Synthesis of water-soluble Ag2Se QDs as a novel resonance Rayleigh scattering sensor for highly sensitive and selective ConA detection

Ag2Se quantum dots (QDs) have attracted a lot of interest due to their potential applications in biosensing and bioimaging. A strategy is presented that involves coupling of selenium powder reduction with the binding of silver ions, and thioglycollic acid (TGA) and glycine as stabilizers to obtain ultrasmall Ag2Se QDs at 85 °C in aqueous solution. This strategy avoids high temperatures, high pressures and organic solvents so that water-soluble 3 nm Ag2Se QDs can be directly obtained.

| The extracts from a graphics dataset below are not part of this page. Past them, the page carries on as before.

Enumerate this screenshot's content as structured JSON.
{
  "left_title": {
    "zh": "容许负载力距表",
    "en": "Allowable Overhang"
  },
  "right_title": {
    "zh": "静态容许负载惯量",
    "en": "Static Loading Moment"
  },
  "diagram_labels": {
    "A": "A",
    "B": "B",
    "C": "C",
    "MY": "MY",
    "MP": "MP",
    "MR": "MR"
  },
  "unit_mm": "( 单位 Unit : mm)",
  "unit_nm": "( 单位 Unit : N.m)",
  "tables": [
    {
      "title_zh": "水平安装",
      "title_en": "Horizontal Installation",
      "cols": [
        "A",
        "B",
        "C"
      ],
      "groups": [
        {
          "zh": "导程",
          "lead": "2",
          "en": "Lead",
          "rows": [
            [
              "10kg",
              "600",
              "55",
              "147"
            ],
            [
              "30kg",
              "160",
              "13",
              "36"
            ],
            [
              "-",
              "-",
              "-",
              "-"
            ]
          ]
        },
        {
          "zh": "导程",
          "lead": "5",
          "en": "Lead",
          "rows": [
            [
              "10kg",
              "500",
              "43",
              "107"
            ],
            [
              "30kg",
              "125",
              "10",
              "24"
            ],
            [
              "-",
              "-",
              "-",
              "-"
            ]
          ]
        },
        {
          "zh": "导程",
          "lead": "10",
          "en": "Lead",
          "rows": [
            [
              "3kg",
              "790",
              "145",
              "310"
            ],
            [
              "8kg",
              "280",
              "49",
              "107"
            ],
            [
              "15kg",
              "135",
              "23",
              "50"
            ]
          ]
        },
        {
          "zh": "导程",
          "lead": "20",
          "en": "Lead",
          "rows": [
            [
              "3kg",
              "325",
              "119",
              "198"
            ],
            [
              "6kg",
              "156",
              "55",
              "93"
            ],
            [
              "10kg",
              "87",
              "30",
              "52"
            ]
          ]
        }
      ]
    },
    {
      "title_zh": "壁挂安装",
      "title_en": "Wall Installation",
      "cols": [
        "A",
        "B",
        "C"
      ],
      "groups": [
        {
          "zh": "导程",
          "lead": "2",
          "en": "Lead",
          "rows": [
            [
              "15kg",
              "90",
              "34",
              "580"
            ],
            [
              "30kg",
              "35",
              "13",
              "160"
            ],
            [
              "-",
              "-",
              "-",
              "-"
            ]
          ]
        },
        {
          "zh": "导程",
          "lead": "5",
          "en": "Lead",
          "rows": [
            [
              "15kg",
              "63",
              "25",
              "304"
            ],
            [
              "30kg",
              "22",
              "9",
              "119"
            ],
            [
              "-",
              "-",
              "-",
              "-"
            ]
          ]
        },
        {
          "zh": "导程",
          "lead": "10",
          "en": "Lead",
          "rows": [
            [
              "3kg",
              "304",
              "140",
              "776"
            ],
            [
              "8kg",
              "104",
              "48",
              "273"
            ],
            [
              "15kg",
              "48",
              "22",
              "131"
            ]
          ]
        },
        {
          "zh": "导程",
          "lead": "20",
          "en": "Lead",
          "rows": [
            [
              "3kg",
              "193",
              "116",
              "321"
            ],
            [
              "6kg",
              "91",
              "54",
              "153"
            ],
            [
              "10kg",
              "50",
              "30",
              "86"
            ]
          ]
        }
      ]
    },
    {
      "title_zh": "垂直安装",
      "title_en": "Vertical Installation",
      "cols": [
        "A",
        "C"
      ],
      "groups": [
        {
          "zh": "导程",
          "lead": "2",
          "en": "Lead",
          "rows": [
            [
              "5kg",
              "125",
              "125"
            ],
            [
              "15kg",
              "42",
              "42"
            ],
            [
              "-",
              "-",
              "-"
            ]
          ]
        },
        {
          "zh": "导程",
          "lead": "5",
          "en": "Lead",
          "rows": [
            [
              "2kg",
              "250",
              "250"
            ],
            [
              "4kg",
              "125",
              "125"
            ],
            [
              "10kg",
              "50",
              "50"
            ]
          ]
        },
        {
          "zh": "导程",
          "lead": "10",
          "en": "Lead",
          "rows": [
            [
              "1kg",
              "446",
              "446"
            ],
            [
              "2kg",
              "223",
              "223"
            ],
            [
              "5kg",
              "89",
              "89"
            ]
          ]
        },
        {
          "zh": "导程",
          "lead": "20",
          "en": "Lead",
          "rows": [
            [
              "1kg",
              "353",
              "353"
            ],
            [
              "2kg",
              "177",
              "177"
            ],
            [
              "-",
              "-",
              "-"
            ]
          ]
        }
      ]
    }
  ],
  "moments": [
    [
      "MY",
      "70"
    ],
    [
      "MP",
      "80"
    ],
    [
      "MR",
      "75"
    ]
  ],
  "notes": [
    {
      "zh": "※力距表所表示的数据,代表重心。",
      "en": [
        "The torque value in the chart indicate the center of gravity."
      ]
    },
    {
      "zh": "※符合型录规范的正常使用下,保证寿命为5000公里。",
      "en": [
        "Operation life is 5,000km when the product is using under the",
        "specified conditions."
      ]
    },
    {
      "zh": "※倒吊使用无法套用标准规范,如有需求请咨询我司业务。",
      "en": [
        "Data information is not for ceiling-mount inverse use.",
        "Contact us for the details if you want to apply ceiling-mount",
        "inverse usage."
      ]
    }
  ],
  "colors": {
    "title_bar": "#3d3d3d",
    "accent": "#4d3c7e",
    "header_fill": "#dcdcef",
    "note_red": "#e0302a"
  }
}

The conjugation of ConA to TGA stabilized Ag2Se QDs by hydrogen bonds leads to the adsorption of ConA to Ag2Se QDs and forms the aggregation and leads to the generation of resonance Rayleigh scattering (RRS) as a readout signal for the sensing events. The reaction mechanism of Ag2Se QD RRS enhancement is studied in this work. The resulting RRS sensor enables the detection of ConA with limit of detection reaching 0.08 μg mL−1 concentration in a wide linear range from 0.27 μg mL−1 to 35 μg mL−1. The recovery of spiked ConA in human serum samples ranges from 94% to 106%. The relative standard deviation (RSD) for eleven replicate detections is 3.6%. Our results correlate many important experimental observations and will fuel the further growth of this field.